The story behind the Porirua floods

On March 27 2011, Wellington, in particular the working class area Porirua experienced some heavier than normal rainfall. Apparently it was a 1 in a 100 year storm with 40mm of rain falling within an hour.

This particular day I was meant to go to a meeting in Wellington city, I got ready, left home around 12:40pm. It was raining, quite hard but rain like that is somewhat expected at this time of the year. I dropped my flatmate at work and as I was driving past the BP in Porirua, the water level would have been close to the top of my wheels. It was at that point I decided to go home as I didn’t want to drive to Wellington with so much flooding around.

When I got home however I was in for a major shock. In the 25-30mins I was away from my house the water level had gone from nothing to at least waist deep.
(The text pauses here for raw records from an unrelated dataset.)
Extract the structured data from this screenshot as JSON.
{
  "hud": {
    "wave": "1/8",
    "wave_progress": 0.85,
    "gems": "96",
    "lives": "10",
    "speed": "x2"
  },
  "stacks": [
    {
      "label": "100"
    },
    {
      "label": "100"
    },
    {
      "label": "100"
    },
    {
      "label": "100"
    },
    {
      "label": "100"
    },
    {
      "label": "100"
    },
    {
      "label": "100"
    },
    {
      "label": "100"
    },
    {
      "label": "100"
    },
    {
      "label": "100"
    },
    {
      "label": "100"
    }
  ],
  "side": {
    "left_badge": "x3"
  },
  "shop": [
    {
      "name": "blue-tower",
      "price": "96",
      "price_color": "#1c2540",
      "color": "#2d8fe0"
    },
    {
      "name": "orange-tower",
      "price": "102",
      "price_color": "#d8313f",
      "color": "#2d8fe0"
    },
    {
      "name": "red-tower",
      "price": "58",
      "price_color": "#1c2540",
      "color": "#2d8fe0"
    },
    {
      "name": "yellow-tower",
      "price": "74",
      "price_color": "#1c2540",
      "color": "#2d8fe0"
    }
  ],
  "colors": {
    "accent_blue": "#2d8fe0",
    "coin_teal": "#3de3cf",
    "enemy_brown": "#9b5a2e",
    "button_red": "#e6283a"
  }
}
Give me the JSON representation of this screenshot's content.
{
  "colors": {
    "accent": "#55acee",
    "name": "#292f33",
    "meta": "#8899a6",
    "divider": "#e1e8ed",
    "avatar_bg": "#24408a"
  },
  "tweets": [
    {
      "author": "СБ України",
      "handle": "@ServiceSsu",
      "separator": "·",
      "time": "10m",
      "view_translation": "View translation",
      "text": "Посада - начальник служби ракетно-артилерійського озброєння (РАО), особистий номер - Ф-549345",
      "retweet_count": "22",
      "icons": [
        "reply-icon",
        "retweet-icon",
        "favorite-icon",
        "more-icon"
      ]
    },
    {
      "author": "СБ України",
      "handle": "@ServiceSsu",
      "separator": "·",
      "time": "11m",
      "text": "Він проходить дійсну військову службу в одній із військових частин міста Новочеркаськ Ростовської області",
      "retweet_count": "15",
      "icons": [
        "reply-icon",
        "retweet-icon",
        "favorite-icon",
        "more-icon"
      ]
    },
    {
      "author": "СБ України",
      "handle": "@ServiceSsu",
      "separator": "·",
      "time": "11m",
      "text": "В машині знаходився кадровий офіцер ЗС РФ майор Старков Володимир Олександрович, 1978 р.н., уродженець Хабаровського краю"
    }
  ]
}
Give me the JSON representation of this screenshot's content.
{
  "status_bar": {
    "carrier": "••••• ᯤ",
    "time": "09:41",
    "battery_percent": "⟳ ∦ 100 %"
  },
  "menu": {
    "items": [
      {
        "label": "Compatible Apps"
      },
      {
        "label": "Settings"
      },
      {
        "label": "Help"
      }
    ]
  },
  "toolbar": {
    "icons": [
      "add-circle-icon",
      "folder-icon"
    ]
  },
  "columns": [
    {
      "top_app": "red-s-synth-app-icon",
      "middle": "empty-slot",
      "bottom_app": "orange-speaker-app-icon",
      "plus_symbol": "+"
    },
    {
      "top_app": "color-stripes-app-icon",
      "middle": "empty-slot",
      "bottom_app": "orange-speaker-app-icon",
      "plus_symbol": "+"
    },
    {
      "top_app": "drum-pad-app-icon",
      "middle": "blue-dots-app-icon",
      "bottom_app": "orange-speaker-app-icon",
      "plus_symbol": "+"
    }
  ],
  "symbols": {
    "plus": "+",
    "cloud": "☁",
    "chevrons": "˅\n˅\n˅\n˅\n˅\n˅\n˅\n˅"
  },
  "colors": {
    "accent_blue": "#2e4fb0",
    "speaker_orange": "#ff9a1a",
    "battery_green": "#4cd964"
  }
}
My parents Toyota Camry, which is normally parked right next to my car was floating in water which was at its door handles.

At the deepest level that I know of, water was approx 1.5metres which was at the front of the car in its final resting spot which was pretty much across the footpath out of the carpark about 1m away from where it was originally parked. This was after the car was pulled in from the middle of the road and a truck strop was used to anchor it to the fence to stop it from floating away again.

About a minute after I got back to the flooding a couple of police cars showed up. There were a couple of local guys near the car, at the drain trying to unblock it with shovel handles. It took a few guys and a truck strop to pull the drain cover off. One Police officer called out to one of the guys if they were ok as they didn’t want to go into the water to help them out. Then the police had a look around and drove off.

I got my daughter out of the car, went up to my house a different way which wasn’t at ground level and went down to the car. The locals from up the road were working hard at clearing the drain. Civil Defence showed up, had a look, took some photos and proceeded to drive away. The Fire Service had heard word of a car floating down Champion Street so decided to come have a look too. They however did not stop at all and just drove straight through the puddle making the car move around knocking it into the wall next to it and putting strain on the fence that the car was stropped too. Eventually the drain was unblocked and the water receded quite fast after this. As the water was receding 4x4s started to drive through the water moving the car around even more.

After the water had fully receded and there was only debris everywhere, Fulton Hogan showed up. Unfortunately they did get a bit of attitude from a couple of people but nothing too horrendous. They drove off as there was nothing left to do, they didn’t even need to put cones around the flooding due to the locals clearing the drains.

The damage to the car from the cars driving through the flood waters were not seen until the car was put on the tow truck. A previously undented, unscratched car now had dents and scratches right down the passenger’s side.

So what caused the blocked drains? I think there were a couple of contributing factors 1. A few months prior, the council had cleared an area in front of my house and the neighbour’s house as it was overgrown and it was council property. The council workers left the clippings in our parking area. These were not cleared away until after the flooding. 2. I don’t have reason to believe the streets and drains in Porirua East are maintained very well. Whether or not that is because it is a low socio-economic area and don’t have the funding or because they would rather use the funding on other things, nothing of which comes to mind, I guess we will never know.

Flooding in low lying areas of Porirua East is a common occurrence. It doesn’t seem to be high on Porirua City Councils list of things to fix.

"Work we had done previously in Raiha St and Te Pene Rd certainly helped, and everything that we saw that day was expected. To get over 35mm in an hour means it was a 50- to 100-year event. Our network is designed for a one-in-five and we're currently upgrading to a one-in-10. It was localised and over very quickly and generally our systems coped well." - Porirua City Council's general manager of asset management and operations Peter Bailey.

If this truly was a 1 in 50 - 100 year event, and the drains were at the level the council wants to believe then our neighbours probably would not have already lost 2 or 3 cars due to flooding of our car park area in the past 9 years or so and most recently my parents car would not have become a victim of the floods. And it’s a great reassurance that the agencies out there that are supposed to help in emergency situations just take photos and don’t actually help those in need… Luckily Porirua has a lot of residents that are willing to help others out rather than sit around and do nothing.

- Lisa Stoneham, SA Wellington


Unknown said…
Don't know if you would describe Porirua City as 'working class' any longer. While there are working class areas the city has changed massively over the last few decades and now contains some of the most wealthy suburbs in NZ.